Alhaji Muhammad Bawah Braimah is a Ghanaian politician and member of the Eighth Parliament of the Fourth Republic of Ghana representing the Ejura-Sekyedumase Constituency in the Ashanti Region on the ticket of the National Democratic Congress.

== Early life ==
Braimah was born on 28 November 1959 and hails from Kulungugu in the Upper East Region of Ghana. He attended Tamale Secondary School where he had his GCE 'O' Level June, 1979. He also attended GIMPA where he had BSc In Public Administration June, 2025. He had his MBA in Management at Almond Institute.

== Career ==
Braimah was the Municipal Coordinator for NADMO from 2009 to 2013 and later became the Municipal Chief Executive for Ejura-Sekyedumase Municipal Assembly from 2013 to 2016. He is also the Managing Director for Mubabra Company Limited in Ejura.

== Politics ==
Braimah is a member of the National Democratic Congress and the member of parliament for Ejura-Sekyedumase Constituency in the Ashanti Region of Ghana. In the 2016 Ghanaian general elections, Braimah won the parliamentary seat with 23,277 votes whilst the NPP parliamentary aspirant Mohammed Salisu Bamba had 21,795 votes. CPP's aspirant Abdalla Mahawan Sani also had 132 votes whiles PNC's aspirant Laari Samuel had 83 votes. In the 2020 Ghanaian general elections, he again won the parliamentary seat with 30,056 votes whilst the NPP parliamentary aspirant Mohammed Salisu Bamba had 25,009 votes.

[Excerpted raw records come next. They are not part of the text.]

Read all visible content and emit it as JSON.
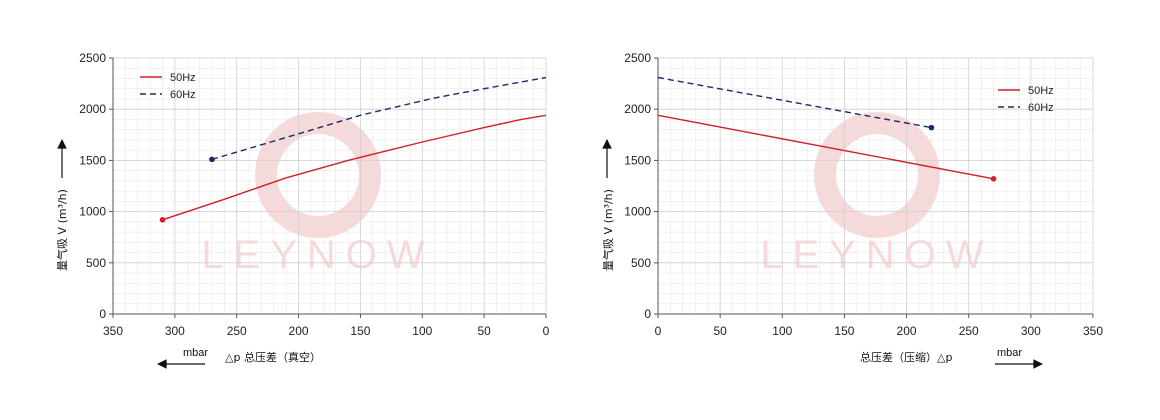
{
  "colors": {
    "series_50": "#d0202a",
    "series_60": "#1c2a6b",
    "grid": "#e3e3e3",
    "axis": "#555555",
    "watermark": "#f6d5d5"
  },
  "watermark_text": "LEYNOW",
  "chart_data": [
    {
      "type": "line",
      "title": "",
      "xlabel": "△p 总压差（真空）",
      "x_unit": "mbar",
      "ylabel": "量气吸 V (m³/h)",
      "xlim": [
        350,
        0
      ],
      "ylim": [
        0,
        2500
      ],
      "xticks": [
        "350",
        "300",
        "250",
        "200",
        "150",
        "100",
        "50",
        "0"
      ],
      "yticks": [
        "0",
        "500",
        "1000",
        "1500",
        "2000",
        "2500"
      ],
      "grid": true,
      "legend_position": "top-left",
      "series": [
        {
          "name": "50Hz",
          "style": "solid",
          "color": "#d0202a",
          "x": [
            310,
            260,
            210,
            160,
            100,
            50,
            20,
            0
          ],
          "y": [
            920,
            1120,
            1330,
            1500,
            1680,
            1820,
            1900,
            1940
          ]
        },
        {
          "name": "60Hz",
          "style": "dashed",
          "color": "#1c2a6b",
          "x": [
            270,
            200,
            150,
            90,
            50,
            0
          ],
          "y": [
            1510,
            1760,
            1940,
            2110,
            2200,
            2310
          ]
        }
      ]
    },
    {
      "type": "line",
      "title": "",
      "xlabel": "总压差（压缩）△p",
      "x_unit": "mbar",
      "ylabel": "量气吸 V (m³/h)",
      "xlim": [
        0,
        350
      ],
      "ylim": [
        0,
        2500
      ],
      "xticks": [
        "0",
        "50",
        "100",
        "150",
        "200",
        "250",
        "300",
        "350"
      ],
      "yticks": [
        "0",
        "500",
        "1000",
        "1500",
        "2000",
        "2500"
      ],
      "grid": true,
      "legend_position": "top-right",
      "series": [
        {
          "name": "50Hz",
          "style": "solid",
          "color": "#d0202a",
          "x": [
            0,
            270
          ],
          "y": [
            1940,
            1320
          ]
        },
        {
          "name": "60Hz",
          "style": "dashed",
          "color": "#1c2a6b",
          "x": [
            0,
            220
          ],
          "y": [
            2310,
            1820
          ]
        }
      ]
    }
  ]
}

CPP's aspirant Adams Hussein also had 119 votes whiles PNC's aspirant Laari Samuel had 53 votes.

=== Committees ===
Braimah is a member of the Public Accounts Committee and also a member of the Defense and Interior Committee.

== Personal life ==
Braimah is a Muslim.

== Honor ==
Braimah was honored by the Concerned Youth of Ejura for his efforts in the improvement of education in the community.